The Slacker Portable Player is not your average MP3 player. Rather than just providing the space for you to transfer your digital music (and sometimes video) collection, this device offers an integrated music-listening experience courtesy of the Slacker Web Player. Although the service itself is provided for free, the Portable Player is not a cheap device in the scheme of things, running well above the average price for most music players (the 2GB, 4GB, and 8GB models run $199.99, $249.99, and $299.99, respectively). But this player offers something the others don't: freedom from being tethered to your desk, creating playlists, and transferring them through a cable connection. The Slacker's Wi-Fi allows on-the-fly updating of DJ-created stations...without making you pay a monthly service charge.
Design and interface
The design of the Slacker Portable Player hasn't changed much from the initial beta unit the company had on hand for SXSW 2007. It's a hefty (4.2 inches by 2.7 inches by 0.7 inch) device with a face-dominating, 4-inch color LCD (480x272 pixel resolution). The ample screen is great for displaying album art and other information, though it's a bit counterintuitive that it's not a touch screen, as the large size definitely gives the impression that it would be. Instead, Slacker includes an optional touch strip along the left edge of the screen. We prefer to leave this feature off as its lack of "swipe" operation--whereby you drag your finger to scroll--makes it less handy. Plus, we often touched it accidentally, which caused various undesirable results (changing stations in the middle of a favorite song). However, the interface is straightforward and easy to navigate with the tactile controls. Check out our slide show for interface details.
The Slacker Portable Player's various controls line the edges of the device. On the left side are the two syncing/charging ports: a standard mini USB for a computer connection and a proprietary port for use with the impending car cradle and other accessories.
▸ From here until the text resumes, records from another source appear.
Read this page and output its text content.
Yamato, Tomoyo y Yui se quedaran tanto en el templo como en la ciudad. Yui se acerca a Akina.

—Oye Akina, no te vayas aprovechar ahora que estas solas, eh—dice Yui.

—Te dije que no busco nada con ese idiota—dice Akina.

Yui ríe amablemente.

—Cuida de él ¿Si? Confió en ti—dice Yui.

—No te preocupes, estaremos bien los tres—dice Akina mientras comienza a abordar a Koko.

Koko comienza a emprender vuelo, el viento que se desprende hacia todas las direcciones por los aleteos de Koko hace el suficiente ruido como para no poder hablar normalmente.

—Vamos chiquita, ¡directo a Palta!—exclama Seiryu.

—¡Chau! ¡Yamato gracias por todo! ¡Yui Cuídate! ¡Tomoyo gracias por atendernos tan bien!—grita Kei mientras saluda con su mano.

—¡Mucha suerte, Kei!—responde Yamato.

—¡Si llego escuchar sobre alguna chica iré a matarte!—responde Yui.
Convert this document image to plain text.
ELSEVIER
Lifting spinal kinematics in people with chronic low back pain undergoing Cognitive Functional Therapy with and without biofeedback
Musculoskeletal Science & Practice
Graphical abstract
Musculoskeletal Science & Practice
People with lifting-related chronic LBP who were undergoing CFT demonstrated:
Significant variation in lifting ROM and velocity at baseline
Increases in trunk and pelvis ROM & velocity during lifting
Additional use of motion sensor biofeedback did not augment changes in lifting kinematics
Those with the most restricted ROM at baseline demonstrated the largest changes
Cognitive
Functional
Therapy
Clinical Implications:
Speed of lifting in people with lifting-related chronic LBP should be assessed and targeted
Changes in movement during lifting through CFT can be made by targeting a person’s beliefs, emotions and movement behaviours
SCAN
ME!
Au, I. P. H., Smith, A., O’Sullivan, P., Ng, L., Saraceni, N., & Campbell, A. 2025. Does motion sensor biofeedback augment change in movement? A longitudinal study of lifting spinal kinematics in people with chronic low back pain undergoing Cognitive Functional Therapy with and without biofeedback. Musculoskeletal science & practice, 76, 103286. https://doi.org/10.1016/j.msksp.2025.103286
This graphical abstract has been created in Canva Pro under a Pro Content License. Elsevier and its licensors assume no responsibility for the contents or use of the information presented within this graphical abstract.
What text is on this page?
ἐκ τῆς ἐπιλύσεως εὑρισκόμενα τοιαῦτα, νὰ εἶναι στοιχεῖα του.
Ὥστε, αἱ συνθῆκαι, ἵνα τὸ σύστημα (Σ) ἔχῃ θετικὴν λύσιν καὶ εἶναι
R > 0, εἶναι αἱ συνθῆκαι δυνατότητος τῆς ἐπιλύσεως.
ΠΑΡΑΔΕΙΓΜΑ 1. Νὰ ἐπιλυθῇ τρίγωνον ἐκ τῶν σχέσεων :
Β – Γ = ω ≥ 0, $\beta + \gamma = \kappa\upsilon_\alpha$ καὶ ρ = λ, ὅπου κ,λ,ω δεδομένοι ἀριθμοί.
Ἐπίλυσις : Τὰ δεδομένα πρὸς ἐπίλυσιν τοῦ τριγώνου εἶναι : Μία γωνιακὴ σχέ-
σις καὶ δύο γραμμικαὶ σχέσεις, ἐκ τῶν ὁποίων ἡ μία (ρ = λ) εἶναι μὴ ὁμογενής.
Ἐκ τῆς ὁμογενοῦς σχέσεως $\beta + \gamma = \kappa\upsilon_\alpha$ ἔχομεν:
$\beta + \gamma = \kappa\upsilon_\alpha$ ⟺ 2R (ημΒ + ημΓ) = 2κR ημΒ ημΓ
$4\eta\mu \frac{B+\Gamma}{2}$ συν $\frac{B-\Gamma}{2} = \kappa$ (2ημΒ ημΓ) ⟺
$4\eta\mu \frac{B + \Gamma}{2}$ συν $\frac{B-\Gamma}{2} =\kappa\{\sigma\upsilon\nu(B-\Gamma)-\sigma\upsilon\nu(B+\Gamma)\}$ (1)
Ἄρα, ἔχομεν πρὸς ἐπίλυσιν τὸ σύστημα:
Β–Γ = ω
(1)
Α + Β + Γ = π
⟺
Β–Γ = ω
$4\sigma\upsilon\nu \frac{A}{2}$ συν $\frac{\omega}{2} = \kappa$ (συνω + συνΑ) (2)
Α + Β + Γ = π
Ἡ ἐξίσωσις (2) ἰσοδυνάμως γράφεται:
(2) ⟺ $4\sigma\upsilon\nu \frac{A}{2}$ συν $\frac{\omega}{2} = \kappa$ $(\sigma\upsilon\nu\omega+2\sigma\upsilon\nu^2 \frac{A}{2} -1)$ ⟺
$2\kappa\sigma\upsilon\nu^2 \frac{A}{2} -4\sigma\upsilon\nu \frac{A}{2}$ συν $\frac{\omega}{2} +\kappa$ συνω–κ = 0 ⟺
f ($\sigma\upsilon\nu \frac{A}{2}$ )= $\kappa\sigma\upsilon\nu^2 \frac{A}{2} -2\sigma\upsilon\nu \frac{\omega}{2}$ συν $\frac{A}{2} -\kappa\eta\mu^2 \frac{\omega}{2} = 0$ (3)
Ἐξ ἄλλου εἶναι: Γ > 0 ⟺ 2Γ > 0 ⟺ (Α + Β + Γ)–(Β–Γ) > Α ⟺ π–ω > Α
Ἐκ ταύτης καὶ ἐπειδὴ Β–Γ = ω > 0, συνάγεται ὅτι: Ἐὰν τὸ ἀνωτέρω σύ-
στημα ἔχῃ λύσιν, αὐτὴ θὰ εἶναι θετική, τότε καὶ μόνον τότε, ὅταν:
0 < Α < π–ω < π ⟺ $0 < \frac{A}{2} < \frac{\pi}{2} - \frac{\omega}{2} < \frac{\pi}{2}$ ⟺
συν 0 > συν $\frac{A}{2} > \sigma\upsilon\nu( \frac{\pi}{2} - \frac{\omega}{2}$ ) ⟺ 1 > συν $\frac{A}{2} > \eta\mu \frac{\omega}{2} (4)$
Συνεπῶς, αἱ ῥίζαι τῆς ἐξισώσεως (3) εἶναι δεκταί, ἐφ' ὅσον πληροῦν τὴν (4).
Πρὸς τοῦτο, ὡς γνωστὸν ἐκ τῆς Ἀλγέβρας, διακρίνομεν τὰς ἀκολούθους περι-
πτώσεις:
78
Just above these are the Ban and Heart buttons, which are used for marking unwanted songs and favorites on the fly. The top of the player houses the headphone port and dedicated volume buttons, which aren't in the most ergonomic position because of the size and shape of the device--plan to do some finger stretching to adjust the levels. A home/back key, scroll/select wheel, power/hold switch, and track skip and pause buttons round out the controls on the right edge. You'll notice that there's no reverse or rewind function, because you can't go backward through a radio station. However, you can see how this absence might cause a problem while listening to library tracks. To that end, Slacker provides a contextual soft key that shows up in the playback area to let you reverse through songs.